Saturday, February 28, 2009

Truckers and Food Prices

Freakonomics blog talks about the role truckers have in the American economy, from the author of Trucking Nation, a book I am soon going to read.

From the article

Q How have truckers’ attitudes toward their jobs affected food prices?

A The key connection between trucker culture and food costs in the mid-20th century was the deep-seated resistance of many independent truckers to labor unions. Most truckers who hauled farm products, rather than general freight, were not members of the Teamsters’ union — even though the International Brotherhood of Teamsters was the nation’s single largest and most powerful union from the 1950’s into the 1970’s. This was in part a product of truckers’ sense of independence — as Rubber Duck played by Kris Kristofferson in the 1978 movie Convoy declares, “The Teamsters ain’t my damn union!” But this ferocious anti-union stance was also encouraged by federal policies that exempted farm and food truckers from the regulatory oversight of the Interstate Commerce Commission.

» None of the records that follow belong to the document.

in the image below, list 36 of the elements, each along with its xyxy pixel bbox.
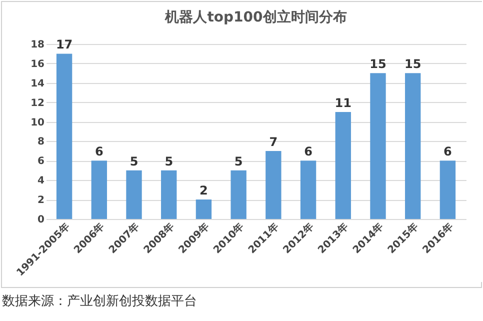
y-tick-label: 16 xyxy=(30,58,45,70)
bar xyxy=(300,160,316,219)
bar xyxy=(266,150,282,219)
data-label: 15 xyxy=(370,57,386,72)
chart-title: 机器人top100创立时间分布 xyxy=(164,8,347,26)
data-label: 5 xyxy=(164,154,174,168)
data-label: 6 xyxy=(304,144,312,159)
data-label: 6 xyxy=(444,144,452,159)
y-tick-label: 14 xyxy=(30,78,45,90)
data-label: 15 xyxy=(404,57,422,72)
y-tick-label: 6 xyxy=(38,156,45,168)
data-label: 5 xyxy=(130,154,138,168)
data-label: 11 xyxy=(334,96,352,110)
bar xyxy=(196,200,212,219)
bar xyxy=(56,54,72,219)
data-label: 2 xyxy=(200,184,208,198)
bar xyxy=(91,160,107,219)
y-tick-label: 8 xyxy=(38,136,45,148)
source-note: 数据来源：产业创新创投数据平台 xyxy=(2,293,197,310)
bar xyxy=(405,73,421,219)
data-label: 6 xyxy=(94,144,104,159)
y-tick-label: 0 xyxy=(38,214,45,226)
data-label: 7 xyxy=(269,134,278,149)
y-tick-label: 12 xyxy=(30,98,45,109)
bar xyxy=(335,112,351,219)
bar xyxy=(230,170,246,219)
data-label: 5 xyxy=(234,154,243,168)
y-tick-label: 18 xyxy=(30,40,45,50)
bar xyxy=(161,170,177,219)
bar xyxy=(440,160,456,219)
y-tick-label: 10 xyxy=(30,117,45,128)
bar xyxy=(370,73,386,219)
y-tick-label: 2 xyxy=(38,195,45,206)
bar xyxy=(126,170,142,219)
data-label: 17 xyxy=(56,38,73,52)
y-tick-label: 4 xyxy=(38,176,45,187)
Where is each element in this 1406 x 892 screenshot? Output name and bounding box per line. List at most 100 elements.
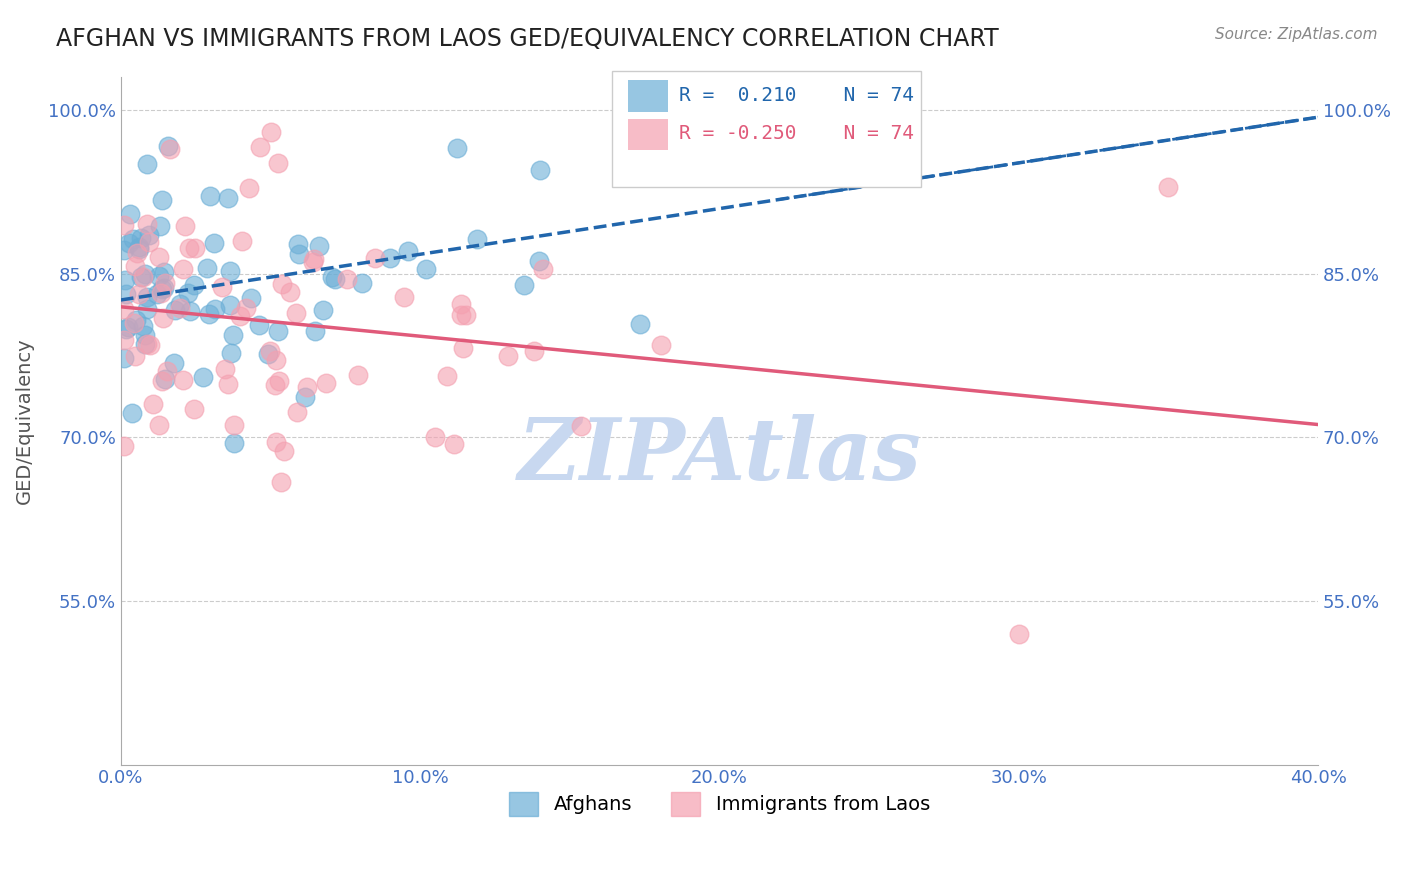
- Point: [450, 297, 472, 311]
- Point: [451, 341, 474, 355]
- Point: [229, 309, 252, 323]
- Point: [115, 322, 138, 336]
- Point: [218, 264, 240, 278]
- Point: [134, 327, 156, 342]
- Point: [392, 290, 415, 304]
- Point: [134, 268, 156, 282]
- Point: [678, 114, 700, 128]
- Point: [114, 218, 136, 232]
- Point: [301, 254, 323, 268]
- Point: [112, 243, 135, 257]
- Point: [156, 363, 179, 377]
- Point: [217, 191, 239, 205]
- Point: [155, 276, 177, 290]
- Point: [450, 308, 472, 322]
- Point: [150, 282, 173, 296]
- Point: [315, 376, 337, 391]
- Point: [267, 156, 290, 170]
- Point: [214, 361, 236, 376]
- Point: [172, 373, 194, 387]
- Point: [150, 285, 173, 300]
- Point: [165, 303, 187, 318]
- Point: [136, 217, 159, 231]
- Point: [118, 235, 141, 250]
- Point: [142, 397, 165, 411]
- Point: [136, 337, 159, 351]
- Point: [169, 301, 191, 316]
- Point: [128, 287, 150, 301]
- Point: [129, 231, 152, 245]
- Point: [112, 333, 135, 347]
- Text: Source: ZipAtlas.com: Source: ZipAtlas.com: [1215, 27, 1378, 42]
- Point: [145, 287, 167, 301]
- Legend: Afghans, Immigrants from Laos: Afghans, Immigrants from Laos: [501, 784, 938, 823]
- Point: [139, 337, 162, 351]
- Point: [278, 285, 301, 300]
- Point: [118, 206, 141, 220]
- Point: [1008, 626, 1031, 640]
- Point: [346, 368, 368, 382]
- Point: [264, 353, 287, 368]
- Point: [148, 269, 170, 284]
- Point: [136, 157, 159, 171]
- Point: [156, 138, 179, 153]
- Point: [295, 379, 318, 393]
- Point: [125, 313, 148, 327]
- Point: [217, 376, 239, 391]
- Text: R =  0.210    N = 74: R = 0.210 N = 74: [679, 86, 914, 105]
- Point: [446, 141, 468, 155]
- Point: [496, 349, 519, 363]
- Point: [529, 163, 551, 178]
- Point: [569, 418, 592, 433]
- Text: ZIPAtlas: ZIPAtlas: [517, 414, 921, 497]
- Point: [124, 259, 146, 273]
- Point: [148, 417, 170, 432]
- Point: [222, 327, 245, 342]
- Point: [191, 370, 214, 384]
- Point: [184, 241, 207, 255]
- Point: [149, 219, 172, 233]
- Point: [179, 303, 201, 318]
- Point: [650, 338, 672, 352]
- Point: [152, 311, 174, 326]
- Point: [294, 390, 316, 404]
- Point: [321, 269, 343, 284]
- Point: [150, 193, 173, 207]
- Point: [179, 241, 201, 255]
- Point: [273, 443, 295, 458]
- Point: [249, 140, 271, 154]
- Point: [132, 319, 155, 334]
- Point: [239, 291, 262, 305]
- Point: [1157, 179, 1180, 194]
- Point: [195, 260, 218, 275]
- Point: [285, 404, 308, 418]
- Point: [136, 301, 159, 316]
- Point: [198, 189, 221, 203]
- Text: R = -0.250    N = 74: R = -0.250 N = 74: [679, 124, 914, 144]
- Point: [150, 374, 173, 388]
- Point: [523, 344, 546, 359]
- Point: [153, 265, 176, 279]
- Point: [288, 247, 311, 261]
- Point: [121, 406, 143, 420]
- Point: [219, 298, 242, 312]
- Point: [247, 318, 270, 333]
- Point: [238, 180, 260, 194]
- Point: [259, 343, 281, 358]
- Point: [222, 436, 245, 450]
- Point: [628, 317, 651, 331]
- Point: [304, 324, 326, 338]
- Point: [270, 475, 292, 489]
- Point: [114, 273, 136, 287]
- Point: [267, 324, 290, 338]
- Point: [443, 437, 465, 451]
- Point: [465, 232, 488, 246]
- Point: [138, 228, 160, 243]
- Point: [115, 287, 138, 301]
- Point: [235, 301, 257, 315]
- Point: [308, 238, 330, 252]
- Point: [162, 356, 184, 370]
- Point: [124, 349, 146, 363]
- Point: [219, 345, 242, 359]
- Point: [257, 347, 280, 361]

Unlike the regulated, consolidated general freight sector, farm and food trucking was largely carried out by unregulated small firms. These small companies, often owned and operated by a single individual, were extremely difficult for the Teamsters to organize. In the decades from the 1930’s through the 1970’s, agribusiness firms relied on these non-union truckers to dramatically transform the way food moved from farm to fork, lowering the prices of key foods such as beef, milk, and packaged produce for supermarket shoppers.

In the case of milk, for instance, milk processors relied on non-union truckers to deliver cheap milk in paper cartons and plastic jugs directly to supermarket loading docks beginning in the 1950’s, rather than deliver milk in glass bottles to consumers’ doorsteps via Teamster milkmen as had been done since the late 19th century.

So independent truckers’ willingness to perform sweated labor without union representation (and the high wages and pension benefits that went along with membership) played a large part, I think, in the decline of food costs as a portion of the average American family’s budget in the second half of the 20th century.